Clueless in Chicago: Lack of sexual health knowledge leads to questions

(Max Kleiner / The DePaulia)
(Max Kleiner / The DePaulia)

Students at DePaul can receive an extensive education on just about anything — they are able to choose from a long list of majors ranging from Costume Technology to Exercise Science and more. Students can double and even triple major in a plethora of diverse subjects with specific concentrations and can leave DePaul with a handle on how to transition from studies to real life careers. However, DePaul students never really learn about sex.   

STIsIn 2011, Trojan Brand Condoms published their annual ranking of sexual health resources at American colleges and universities and DePaul ranked dead last in the bottom 10 for sexual health. DePaul has improved since then, with the 2014 report ranking the university at No. 114. However, DePaul, the largest Catholic university in America, located in one of the largest metropolitan cities in America, still has less sexual health resources than universities in suburban and rural areas in the country with half the student body. 

A lack of sexual education on campus can lead to a serious health hazard amongst the student population.
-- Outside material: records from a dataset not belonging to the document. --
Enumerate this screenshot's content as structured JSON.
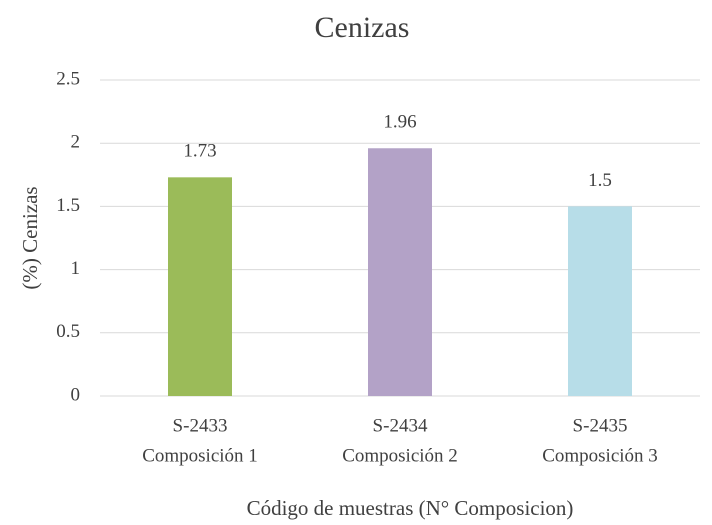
{
  "chart_data": {
    "type": "bar",
    "title": "Cenizas",
    "categories": [
      [
        "S-2433",
        "Composición 1"
      ],
      [
        "S-2434",
        "Composición 2"
      ],
      [
        "S-2435",
        "Composición 3"
      ]
    ],
    "values": [
      1.73,
      1.96,
      1.5
    ],
    "colors": [
      "#9bbb59",
      "#b3a2c7",
      "#b7dde8"
    ],
    "ylim": [
      0,
      2.5
    ],
    "yticks": [
      0,
      0.5,
      1,
      1.5,
      2,
      2.5
    ],
    "grid": true,
    "ylabel": "(%) Cenizas",
    "xlabel": "Código de muestras (N° Composicion)"
  }
}
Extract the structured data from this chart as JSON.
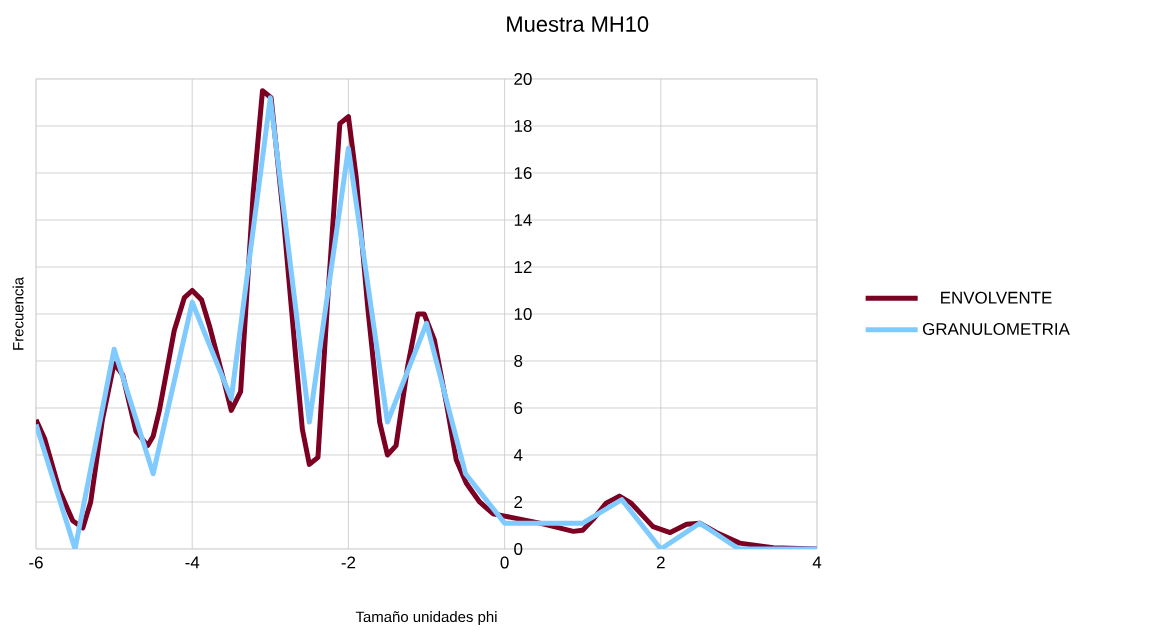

Being unable to identify the symptoms of a sexually transmitted disease or not knowing where or when to get tested can lead to a school wide and even citywide epidemic.

“This is a matter of student health and safety,” DePaul junior Laura Springman said. “Just like talking about flu shots or mental health, this is a health problem. The university is obligated to care about student’s health and safety and do all they can to ensure that. That means having contraception on campus, having information about these things that is more than abstinence only, and treating this realistically. Students are going to have sex. You can’t pretend they won’t.”

DePaul sophomore Shannon Rodeberg theorized that DePaul’s lack of providing students with a sexual education and resources has lead to higher rates of sexually transmitted infections and diseases.

“I think DePaul students are extremely uneducated on sexual health,” she said. “I’ve heard on numerous occasions that DePaul has a very high STI rate for our student population and I believe it.”

Students have equated DePaul’s decision not to provide contraception, sex education and resources to the fact that it is a Catholic university. This upholds the myth that Catholic universities do not provide this type of education and resources to students nationally. However, the University of San Francisco is a Jesuit Catholic school that, according to the university’s website, provides sexual health resources as a facet of their health promotion services. The Catholic university provides unplanned pregnancy and sexually transmitted infection resources under that umbrella.

clinicspreventionDePaul is a Catholic school with Vincentian values. That means that there is an importance stressed on community service and outreach programs. Bettering our community by taking care of the people in it is a positive attribute of the DePaul group. However, Vincentian values also seems to mean that the answer to any questions regarding a premarital sexual nature is always “don’t do it.” College students have real questions about the “taboo” topic that require real and informed responses. At a university that spends so much time and effort educating students about diversity for the health and safety of its student population, it appears that students feel that the university needs to make further efforts towards the protection of the health and safety of its students by the addition of education on sexual health and wellness and resource information.

Brian Burke, a senior at DePaul feels that DePaul should start the movement of teaching students about how they can take care of their bodies when they are sexually active. Burke believes that this education should begin freshman year. 

“We have the multicultural seminar which is great, but it’s not enough. There should be a sex and gender seminar requirement, preferably freshman year. Other colleges provide condoms. DePaul, for being tremendously liberal, should put that into effect to promote sex safety.”

Although some students are provided with a sexual health class in high school, many are not. Burke feels that the sexual health classes students may take before college don’t answer all the questions students may have in college, and that students may need a refresher course. Burke also wants fellow students to be able to know where they can go if they need to be tested or given support.

“Sex education classes have become trivial in high schools. DePaul should go out of its way to educate freshmen on sexual awareness, where to get help, and who they can talk to,” he said.

In 2013, Columbia University’s Q & A website Go Ask Alice, had this to say when asked about the commonality of sexually transmitted diseases among college students.

“Most college students are between the ages of 15 to 24 — most commonly 18 to 22 — which has been found to be the group that is most susceptible to new STI infections. In fact, people in this age group acquire almost half of all new STIs every year, with individuals between the ages of 20 to 24 accounting for the highest infection rates. This annual increase of new infections can be explained by many sociocultural phenomena, including lack of sex education.”

The website allows students to anonymously ask questions and receive knowledgeable and correct answers publicly for the benefit of everyone at the university and anyone online.

Dr. Lina Katz of West Hills Women’s Health Care in West Hills, California, sees patients who are also students daily and deals with many questions about sex and the body.

“They don’t always have a medical issue. Sometimes they just have questions. A lot of college age kids are embarrassed to ask mom and dad or friends. If they don’t have the resources at school, this is a good place to come for right answers,” Katz said. She advises that students should be informed about what they are doing and about their sexual partners before engaging in any act.

“Sexually active students need to be educated about what they are doing. Being sexually active is taking a risk.”